Em licença aos seus ancestrais, e inclusive à sua sacerdotisa religiosa, Ana Rita Dias da Encarnação, a poeta e produtora cultural acredita que a demonização das religiões de matriz africana traz uma leitura do pecado dentro da moral cristã. Essa leitura impede, na ótica da colonização, outro tipo de relação sobre os próprios erros, o que seria a própria responsabilidade na escolha de caminhos a se trilhar. Há filosofias africanas que fazem uma roda para se apontar qualidades dos membros de suas comunidades, mas na ótica da colonização, as rodas apenas se dão para julgamentos e críticas.

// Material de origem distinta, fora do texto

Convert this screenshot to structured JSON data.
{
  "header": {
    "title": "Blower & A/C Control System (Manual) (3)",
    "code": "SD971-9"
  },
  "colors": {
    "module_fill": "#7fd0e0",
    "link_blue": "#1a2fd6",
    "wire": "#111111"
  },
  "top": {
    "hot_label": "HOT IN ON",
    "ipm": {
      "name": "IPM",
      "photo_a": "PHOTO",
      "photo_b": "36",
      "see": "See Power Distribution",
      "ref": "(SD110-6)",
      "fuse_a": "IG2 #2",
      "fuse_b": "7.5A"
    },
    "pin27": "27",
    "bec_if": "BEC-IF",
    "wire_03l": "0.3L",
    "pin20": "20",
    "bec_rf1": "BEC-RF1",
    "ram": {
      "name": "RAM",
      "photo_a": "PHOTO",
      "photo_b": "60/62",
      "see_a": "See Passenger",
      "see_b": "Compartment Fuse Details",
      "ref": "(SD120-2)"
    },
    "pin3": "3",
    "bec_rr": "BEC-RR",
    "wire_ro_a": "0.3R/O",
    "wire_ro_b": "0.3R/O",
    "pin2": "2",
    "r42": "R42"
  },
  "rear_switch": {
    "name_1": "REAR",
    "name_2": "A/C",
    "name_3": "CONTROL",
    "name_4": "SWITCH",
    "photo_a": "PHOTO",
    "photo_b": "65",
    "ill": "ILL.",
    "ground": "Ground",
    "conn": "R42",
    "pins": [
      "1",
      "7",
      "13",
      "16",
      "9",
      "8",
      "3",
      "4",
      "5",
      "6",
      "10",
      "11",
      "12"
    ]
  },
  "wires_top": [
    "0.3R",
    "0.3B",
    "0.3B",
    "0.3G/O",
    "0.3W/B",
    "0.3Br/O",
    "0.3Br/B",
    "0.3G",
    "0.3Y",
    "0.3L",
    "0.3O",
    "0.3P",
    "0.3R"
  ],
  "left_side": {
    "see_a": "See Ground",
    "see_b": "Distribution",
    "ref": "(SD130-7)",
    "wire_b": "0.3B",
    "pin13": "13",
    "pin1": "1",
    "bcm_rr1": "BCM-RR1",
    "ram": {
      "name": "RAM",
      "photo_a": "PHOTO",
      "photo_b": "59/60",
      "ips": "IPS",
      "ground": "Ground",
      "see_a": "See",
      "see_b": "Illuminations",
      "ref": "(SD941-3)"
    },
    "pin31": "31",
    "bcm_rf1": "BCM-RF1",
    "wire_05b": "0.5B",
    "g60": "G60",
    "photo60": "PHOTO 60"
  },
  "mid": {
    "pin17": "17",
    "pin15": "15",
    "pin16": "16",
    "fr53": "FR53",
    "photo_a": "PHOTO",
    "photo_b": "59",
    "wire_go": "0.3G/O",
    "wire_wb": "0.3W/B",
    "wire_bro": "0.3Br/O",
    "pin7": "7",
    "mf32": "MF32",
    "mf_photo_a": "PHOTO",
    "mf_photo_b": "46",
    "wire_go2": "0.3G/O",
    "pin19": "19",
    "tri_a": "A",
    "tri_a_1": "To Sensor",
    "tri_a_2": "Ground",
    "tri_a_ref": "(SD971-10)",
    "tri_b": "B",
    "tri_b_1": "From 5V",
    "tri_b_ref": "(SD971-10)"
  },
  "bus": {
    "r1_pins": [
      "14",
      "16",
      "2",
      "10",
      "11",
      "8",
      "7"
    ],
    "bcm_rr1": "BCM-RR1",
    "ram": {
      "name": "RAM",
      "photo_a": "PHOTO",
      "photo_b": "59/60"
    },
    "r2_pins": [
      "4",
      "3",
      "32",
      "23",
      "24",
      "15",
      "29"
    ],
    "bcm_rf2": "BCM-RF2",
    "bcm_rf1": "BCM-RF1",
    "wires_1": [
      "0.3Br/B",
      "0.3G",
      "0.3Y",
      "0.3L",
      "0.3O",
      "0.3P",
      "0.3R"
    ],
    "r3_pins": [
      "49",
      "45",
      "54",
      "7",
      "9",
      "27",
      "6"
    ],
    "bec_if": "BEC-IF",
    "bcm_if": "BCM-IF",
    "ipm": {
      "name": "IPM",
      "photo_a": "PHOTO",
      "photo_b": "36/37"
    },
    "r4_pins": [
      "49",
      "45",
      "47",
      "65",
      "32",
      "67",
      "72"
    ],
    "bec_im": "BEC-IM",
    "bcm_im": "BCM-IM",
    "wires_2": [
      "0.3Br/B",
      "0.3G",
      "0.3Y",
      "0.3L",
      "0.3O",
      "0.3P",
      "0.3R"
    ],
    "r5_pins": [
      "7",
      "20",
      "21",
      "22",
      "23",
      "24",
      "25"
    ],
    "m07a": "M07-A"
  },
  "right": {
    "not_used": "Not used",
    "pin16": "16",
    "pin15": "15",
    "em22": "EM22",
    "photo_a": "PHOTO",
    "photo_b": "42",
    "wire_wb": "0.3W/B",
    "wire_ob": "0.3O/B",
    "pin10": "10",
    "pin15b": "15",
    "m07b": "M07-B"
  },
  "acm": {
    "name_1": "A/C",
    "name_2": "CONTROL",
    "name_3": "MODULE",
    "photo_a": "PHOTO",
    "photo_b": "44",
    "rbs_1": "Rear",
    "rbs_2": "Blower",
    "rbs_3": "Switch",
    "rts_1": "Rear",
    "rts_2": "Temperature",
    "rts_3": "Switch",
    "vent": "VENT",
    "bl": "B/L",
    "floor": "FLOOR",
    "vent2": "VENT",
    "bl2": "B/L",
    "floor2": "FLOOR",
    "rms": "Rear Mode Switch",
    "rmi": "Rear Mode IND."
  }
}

“Baobá é Memória” surge de um momento em que Thata percebe que em meio às demandas urgentes de se criar duas crianças, ela reparou que não comprava mais brinquedos para seus filhos. E neste ano quando decidiu voltar a comprar, não se identificou com nenhum brinquedo no mercado. Com isto em mente, Thata conversou com uma criança da qual seu Orixá é Ossain, o senhor das matas e da cura através das folhas. Há um provérbio africano que diz “Sem folha e sem água não existe Orixá”.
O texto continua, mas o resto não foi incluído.